At four-and-a-half acres it was reputed to be the largest artificial lake in the UK.

More than 3,000 people gathered for the opening ceremony which ended with tub races and a procession of illuminated craft.

The lake was used by the Gosport Model Yacht Club which became famous for its competition successes. This led to the lake being used as a venue for various international events.

Gosport’s open air swimming pool (seen here in 1930) was built on the site of the town’s ramparts and opened on May 30, 1924.

Costumes could be hired but with ‘B of G’ (Baths of Gosport) emblazoned on the front they were not popular.

The pool was improved in 1936 with a new filtration plant and extra changing rooms.

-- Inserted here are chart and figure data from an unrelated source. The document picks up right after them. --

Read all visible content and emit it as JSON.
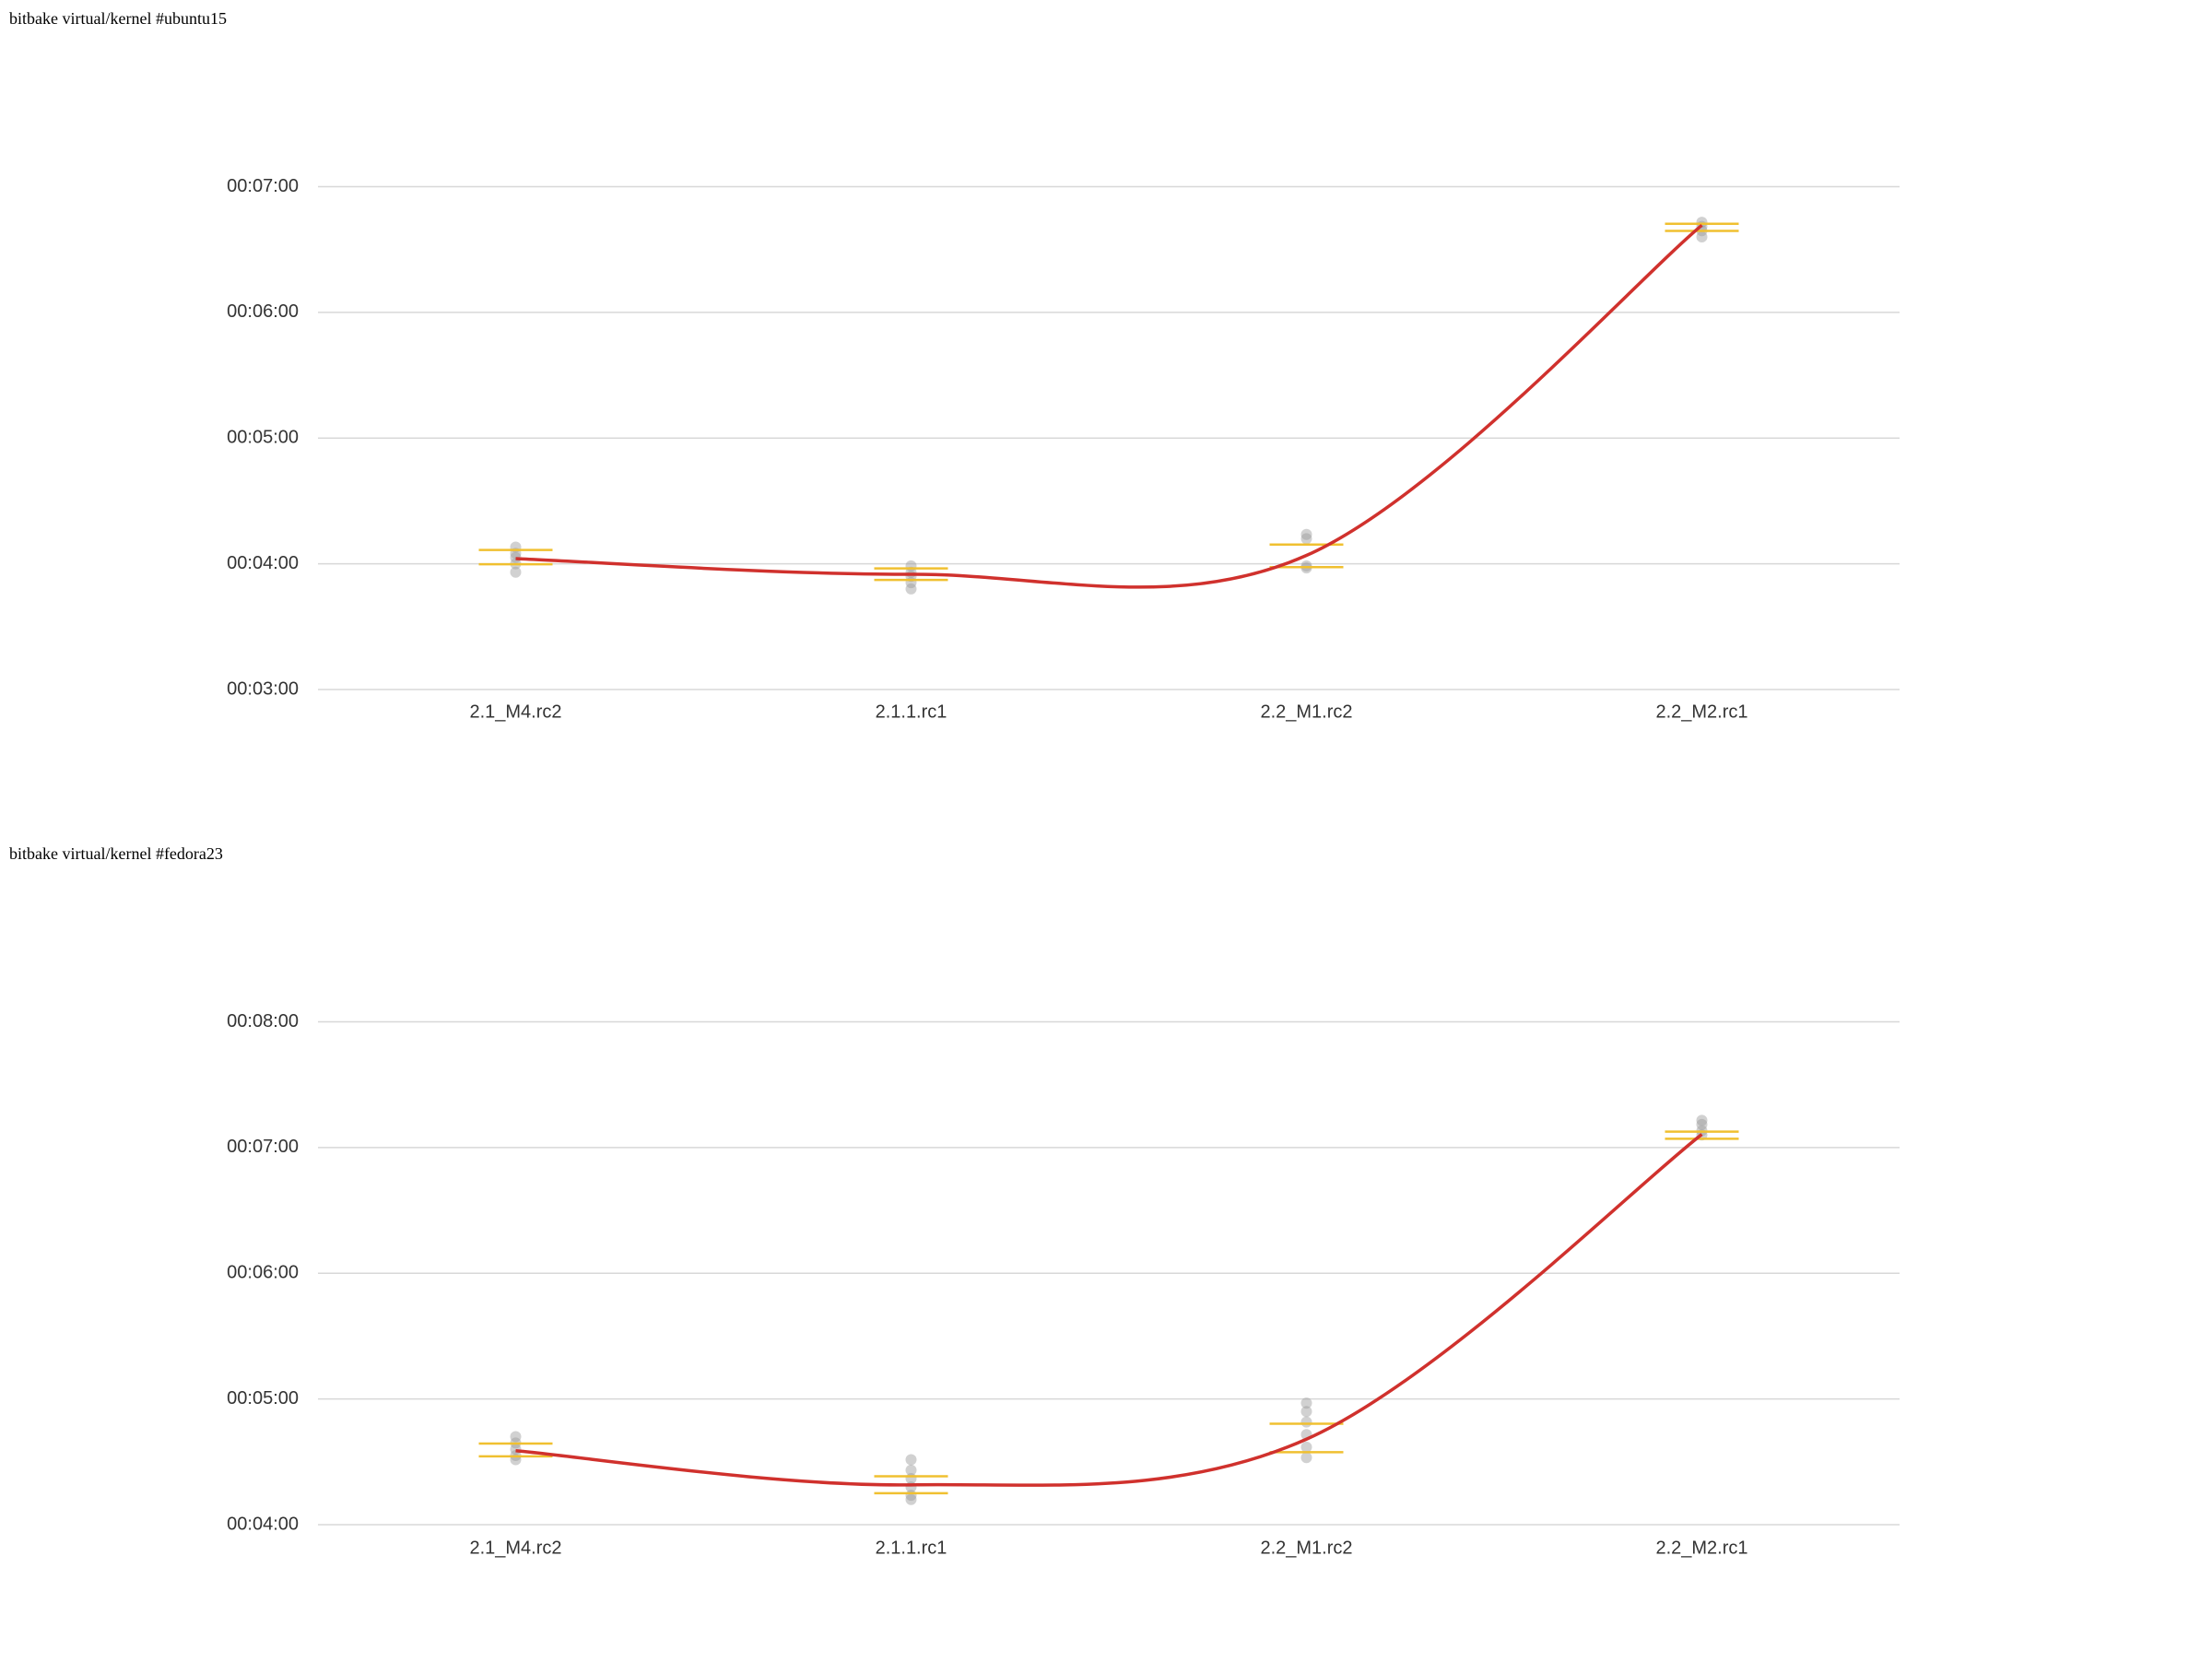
{
  "chart_data": [
    {
      "type": "line",
      "title": "bitbake virtual/kernel #ubuntu15",
      "categories": [
        "2.1_M4.rc2",
        "2.1.1.rc1",
        "2.2_M1.rc2",
        "2.2_M2.rc1"
      ],
      "values": [
        242.5,
        235,
        244,
        401.6
      ],
      "interval_low": [
        239.8,
        232.3,
        238.4,
        398.9
      ],
      "interval_high": [
        246.6,
        237.8,
        249.2,
        402.3
      ],
      "samples": [
        [
          248,
          245,
          243,
          240,
          236
        ],
        [
          239,
          236,
          234,
          231,
          228
        ],
        [
          254,
          252,
          239,
          238
        ],
        [
          403,
          401,
          399,
          396
        ]
      ],
      "color": "#d0312d",
      "interval_color": "#f0c030",
      "sample_color": "#9a9a9a",
      "ylim": [
        180,
        420
      ],
      "yticks": [
        {
          "value": 180,
          "label": "00:03:00"
        },
        {
          "value": 240,
          "label": "00:04:00"
        },
        {
          "value": 300,
          "label": "00:05:00"
        },
        {
          "value": 360,
          "label": "00:06:00"
        },
        {
          "value": 420,
          "label": "00:07:00"
        }
      ],
      "grid": true
    },
    {
      "type": "line",
      "title": "bitbake virtual/kernel #fedora23",
      "categories": [
        "2.1_M4.rc2",
        "2.1.1.rc1",
        "2.2_M1.rc2",
        "2.2_M2.rc1"
      ],
      "values": [
        275.3,
        259,
        280.8,
        426.3
      ],
      "interval_low": [
        272.6,
        255,
        274.6,
        424.2
      ],
      "interval_high": [
        278.7,
        263.1,
        288.2,
        427.6
      ],
      "samples": [
        [
          282,
          279,
          276,
          273,
          271
        ],
        [
          271,
          266,
          262,
          258,
          254,
          252
        ],
        [
          298,
          294,
          289,
          283,
          277,
          272
        ],
        [
          433,
          431,
          428,
          426
        ]
      ],
      "color": "#d0312d",
      "interval_color": "#f0c030",
      "sample_color": "#9a9a9a",
      "ylim": [
        240,
        480
      ],
      "yticks": [
        {
          "value": 240,
          "label": "00:04:00"
        },
        {
          "value": 300,
          "label": "00:05:00"
        },
        {
          "value": 360,
          "label": "00:06:00"
        },
        {
          "value": 420,
          "label": "00:07:00"
        },
        {
          "value": 480,
          "label": "00:08:00"
        }
      ],
      "grid": true
    }
  ]
}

Floodlights were installed for evening swimming and the baths were often the venue for regattas and water pageants.

Enjoying a dip in the briny in 1913 are members of the women’s branch of Portsmouth Swimming Club.

Sea bathing became popular off Quebec House, Old Portsmouth, during the middle of the 19th century.

Popularity remained consistent and a club was founded by Harry William Fisk in 1875. It became the largest of its kind in the country boasting nearly 1,500 members.

Summer visitors were allowed to use the facilities for a nominal charge and the club’s large wooden bathing stages – separate ones for men and women – could be found near Clarence Pier.